The NLRA prohibits discharging an employee for engaging in protected “concerted activity.” Because HUB conceded firing the employees for their Facebook posts, the issue in this case was whether those posts constituted protected “concerted activity.”   The ALJ concluded the Facebook postings constituted concerted activity.

The concept of concerted activity focuses on employees acting with or on behalf of other employees. It includes discussions about terms and conditions of employment such as wages. The ALJ reasoned that explicit or implicit criticism of how coworkers perform their jobs is protected concerted activity. That was especially true where, as in this case, some of the posters expected that Cruz-Moore might take her criticisms to management.

Even when conduct is concerted activity, the conduct can lose its protected status if, for example, the conduct was too egregious. Here, the ALJ concluded that the postings did not lose their protected status because the posting were not at work, not made during working hours, were related to the employees’ job performance, and were not “outbursts.”

The ALJ rejected the employer’s argument that the posters violated its “zero tolerance” anti-harassment policy. The ALJ concluded that the policy, which prohibited harassment because of various protected characteristics such as race, age, religion, etc. was not violated because there was no evidence Cruz-Moore was harassed because of any such characteristic. Also, the ALJ concluded there was no evidence the posts would have impacted Cruz-Moore’s job performance. The only rationale for this conclusion was that she “rarely interacted” with the posters.

The ALJ ordered reinstatement of each employee and an award of backpay with interest.

I think this case fails to answer more questions than it answers. For one thing, this decision is from one ALJ, which has different precedential value than does a decision by the Board.
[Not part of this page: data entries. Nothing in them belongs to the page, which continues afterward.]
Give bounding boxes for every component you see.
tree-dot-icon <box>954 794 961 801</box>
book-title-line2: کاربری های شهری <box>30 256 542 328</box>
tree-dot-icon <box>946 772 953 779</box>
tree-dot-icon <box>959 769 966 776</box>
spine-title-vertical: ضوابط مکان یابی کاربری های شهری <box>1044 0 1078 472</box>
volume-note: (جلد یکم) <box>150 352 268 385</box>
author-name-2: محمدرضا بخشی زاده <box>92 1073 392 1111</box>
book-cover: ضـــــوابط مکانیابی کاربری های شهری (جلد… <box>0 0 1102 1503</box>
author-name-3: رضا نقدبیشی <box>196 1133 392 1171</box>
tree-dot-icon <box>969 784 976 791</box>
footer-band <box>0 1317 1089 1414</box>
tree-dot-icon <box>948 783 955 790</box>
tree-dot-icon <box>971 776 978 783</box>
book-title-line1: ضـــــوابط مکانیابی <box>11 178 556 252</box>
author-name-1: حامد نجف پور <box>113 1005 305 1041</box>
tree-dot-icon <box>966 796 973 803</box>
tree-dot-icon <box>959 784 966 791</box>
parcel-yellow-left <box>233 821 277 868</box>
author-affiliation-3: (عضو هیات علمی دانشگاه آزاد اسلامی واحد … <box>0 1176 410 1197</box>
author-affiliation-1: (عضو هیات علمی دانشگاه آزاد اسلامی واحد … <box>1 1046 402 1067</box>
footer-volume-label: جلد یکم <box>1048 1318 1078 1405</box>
We will have to wait to see how the Board rules on the issue.

It is clear, though, from this case and other Board activity, that employees are entitled to job protection for certain social media posts regardless of whether the company is union or non-union.  Before disciplining employees for such posts, the employer must evaluate whether the conduct falls within the NLRB’s definition of “concerted activity.”  (Some employers fall outside the scope of the NLRA because of their size, dollar sales, and type of business activity, but it has nothing to do with whether a company is union or non-union.)

Also, online concerted activity is not going to lose its protection merely because the posters use some profanity or publicly criticize a co-worker.
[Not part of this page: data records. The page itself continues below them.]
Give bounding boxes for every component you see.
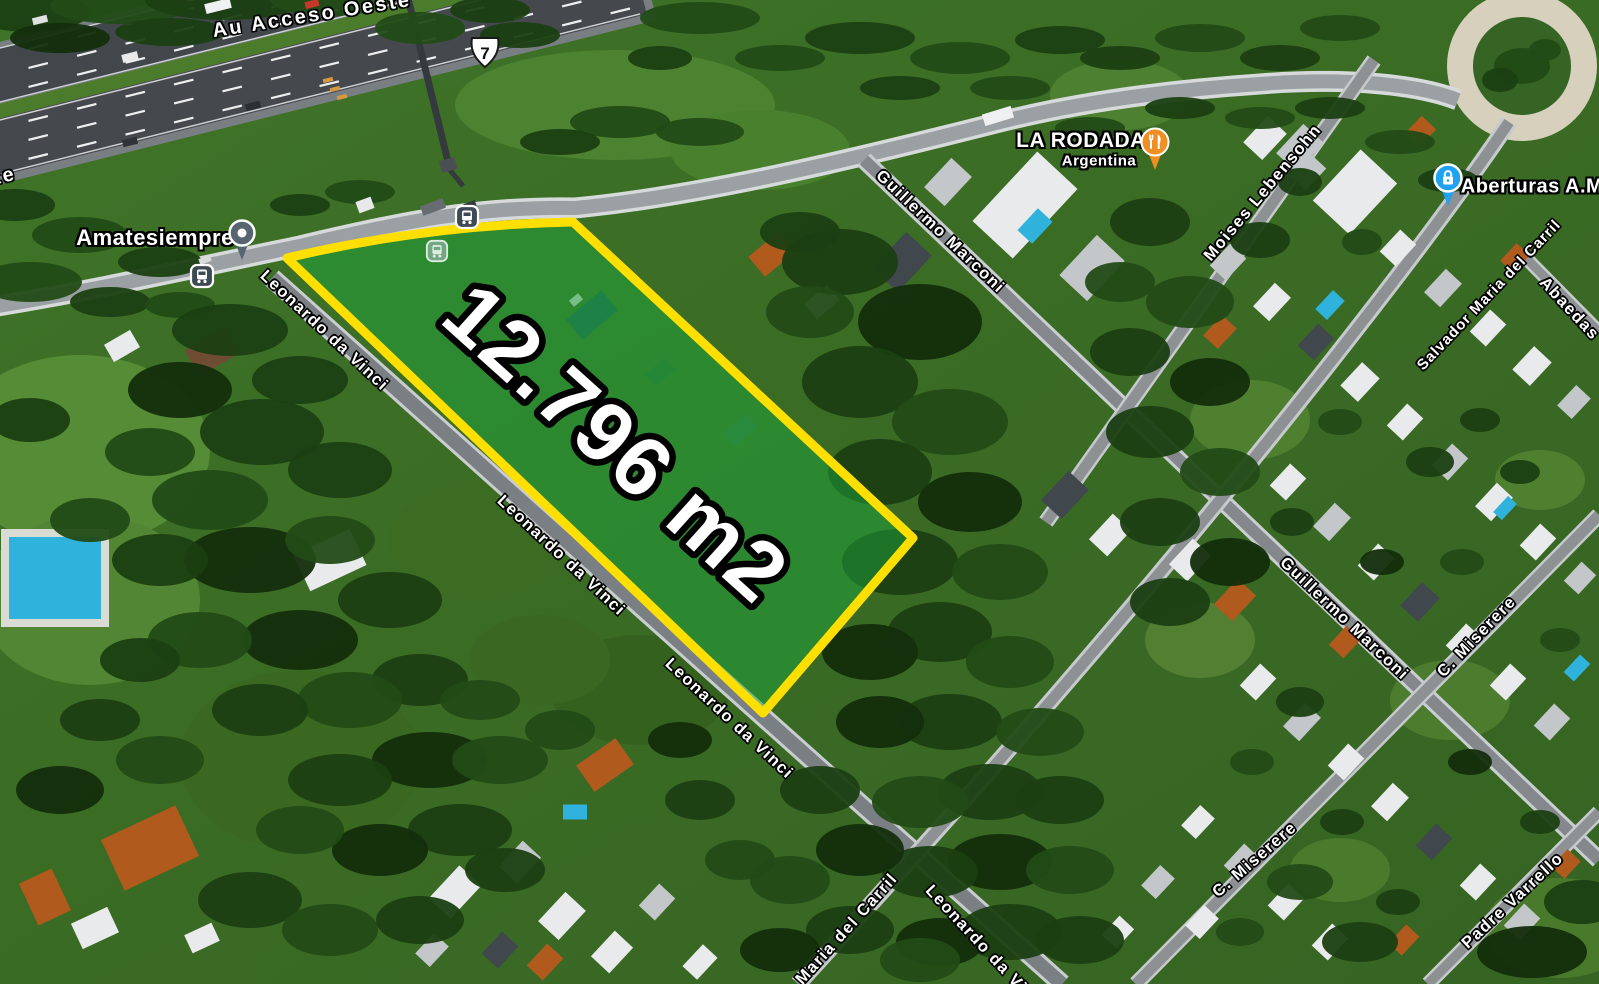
place-pin-icon[interactable] bbox=[226, 218, 258, 267]
restaurant-icon[interactable] bbox=[1138, 126, 1172, 177]
place-sublabel-argentina: Argentina bbox=[1062, 153, 1137, 170]
satellite-map[interactable]: 12.796 m2 7 Au Acceso Oeste Au Acceso Oe… bbox=[0, 0, 1599, 984]
route-shield-number: 7 bbox=[480, 44, 489, 63]
place-label-amatesiempre[interactable]: Amatesiempre bbox=[76, 225, 234, 251]
place-label-la-rodada[interactable]: LA RODADA bbox=[1016, 129, 1146, 153]
bus-icon[interactable] bbox=[454, 204, 480, 235]
bus-icon[interactable] bbox=[189, 263, 215, 294]
place-label-aberturas[interactable]: Aberturas A.M bbox=[1461, 176, 1599, 199]
map-canvas: 12.796 m2 7 bbox=[0, 0, 1599, 984]
padlock-icon[interactable] bbox=[1431, 162, 1465, 213]
transit-icon[interactable] bbox=[425, 239, 449, 268]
The case, Hispanics United of Buffalo, Inc., is here.

Washington Employers Get Rare Break From Supreme Court

Washington employers got a rare break from the Washington State Supreme Court on Thursday in a 5/4 decision (Wiggins did not participate) holding that employees cannot rely on WISHA to state a claim for wrongful discharge in violation of public policy.

Matthew Cudney was discharged after complaining to management that his branch general manager was driving while intoxicated. Cudney sued his employer for wrongful discharge in violation of the policies embodied in WISHA. The reason Cudney relied on the public policy tort theory rather than a statutory WISHA violation is that he failed to comply with the statutory requirement that complaints be filed with the Director of Labor & Industries within 30 days of the discharge.

The Court concluded that the broad protections for workers and available remedies under WISHA were adequate to protect the policies of a safe workplace and whistleblower protection. As a result, the Court refused to extend the law to allow a discharge in violation of public policy tort claim based on WISHA.

This is a good case for employers. Not only does the decision limit employees to the remedies and procedure under WISHA, the Court’s reasoning will likely have broader application when defending against other types of public policy tort claims.   Cudney v. ALSCO, Inc.  The dissent is here.